Según Pieper (2006), el interés por las aves que se traían de América manifestado por las élites europeas formó parte del afán coleccionista generalizado en los siglos XVI y XVII, que se extendía a toda clase de naturalia y artificialia, ya fueran los objetos mismos o sus descripciones e imágenes. En el caso que nos ocupa, los primeros papagayos americanos llegaron a Europa en 1493 (regreso de la primera expedición de Colón). Los animales desembarcaron en Sevilla y acompañaron al almirante y su séquito hasta la corte castellano-aragonesa, que en aquel momento se hallaba en Barcelona, allí fueron regalados a la reina Isabel la Católica que se entusiasmó con ellos. Cuatro años más tarde, un cronista veneciano (Marino Sanudo) menciona que el embajador Francesco Capello había traído a la ciudad papagayos desde dicha Corte como primer vestigio de estos animales más allá de la Península Ibérica, Italia en concreto. Unos seis años después, 1503, Lucas Cranach (pintor y grabador alemán, muy relacionado con humanistas de esa época) retrató –por encargo del esposo- a Anna Cuspian con un ara (papagayo) rojo, procedente del Brasil, lo que confirma que dichos animales habían llegado más allá, al norte de los Alpes, siendo esta referencia una de los primeras menciones de estas aves en pintura. Y es que según Pieper (op. cit.) catorce años después del regreso de la primera expedición colombina, la llegada y posesión de papagayos de América era digna de mención en la correspondencia letrada entre máximos representantes del humanismo alemán.

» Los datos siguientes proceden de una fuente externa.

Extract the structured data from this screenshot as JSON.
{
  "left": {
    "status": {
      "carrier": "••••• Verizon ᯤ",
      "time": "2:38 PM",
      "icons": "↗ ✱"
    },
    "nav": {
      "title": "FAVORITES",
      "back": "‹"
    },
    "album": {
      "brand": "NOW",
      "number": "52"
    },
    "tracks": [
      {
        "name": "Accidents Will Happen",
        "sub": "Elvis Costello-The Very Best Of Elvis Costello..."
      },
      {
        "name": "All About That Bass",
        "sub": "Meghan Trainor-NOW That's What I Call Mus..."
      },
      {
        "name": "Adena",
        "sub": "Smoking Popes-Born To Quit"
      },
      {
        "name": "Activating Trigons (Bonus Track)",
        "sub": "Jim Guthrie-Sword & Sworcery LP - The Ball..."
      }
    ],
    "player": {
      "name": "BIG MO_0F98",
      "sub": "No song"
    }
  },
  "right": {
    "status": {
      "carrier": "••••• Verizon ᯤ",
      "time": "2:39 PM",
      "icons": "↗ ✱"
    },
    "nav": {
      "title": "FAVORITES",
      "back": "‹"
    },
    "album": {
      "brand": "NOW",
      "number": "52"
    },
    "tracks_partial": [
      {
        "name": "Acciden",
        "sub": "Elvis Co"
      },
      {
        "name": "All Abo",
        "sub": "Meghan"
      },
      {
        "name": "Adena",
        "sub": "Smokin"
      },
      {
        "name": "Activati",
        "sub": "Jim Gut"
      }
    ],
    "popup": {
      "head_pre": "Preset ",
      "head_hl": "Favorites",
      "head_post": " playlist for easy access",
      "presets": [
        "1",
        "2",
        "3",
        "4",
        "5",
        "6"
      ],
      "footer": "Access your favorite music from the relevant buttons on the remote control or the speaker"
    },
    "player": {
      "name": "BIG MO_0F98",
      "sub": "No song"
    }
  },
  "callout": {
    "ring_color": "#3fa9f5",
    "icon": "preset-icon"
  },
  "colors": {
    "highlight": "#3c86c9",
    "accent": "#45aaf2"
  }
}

Resulta anecdótico comentar que todavía en 1534 había pleitos en numerosos lugares de Europa acerca de estas aves exóticas. Recordemos el que sostuvo Sebastián Caboto contra Juan Junco por el robo de un papagayo. Caboto, Piloto Mayor de la Casa de la Contratación entre 1518 y 1548 era hijo de Giovanni Caboto, y en 1525 dirigió una expedición que se proponía llegar a las Molucas a través del Estrecho de Magallanes, aunque no pasó del Río de la Plata. Esto le ocasionó numerosos problemas cuando volvió en 1530 (Pardo Tomás, 2006). Allá por 1534 denunció la falta de un papagayo de su propiedad que dicha Casa de Contratación se encargó de esclarecer. Años después, 1548, abandonó su puesto en Sevilla para trabajar con el rey de Inglaterra como había hecho tiempo atrás ¿creen ustedes que finalmente llevaría consigo el papagayo? Quiero imaginar que sí, que hubo final feliz…
María Fátima Hernández Martín, doctora en Biología Marina y directora del Museo de Ciencias Naturales de Tenerife.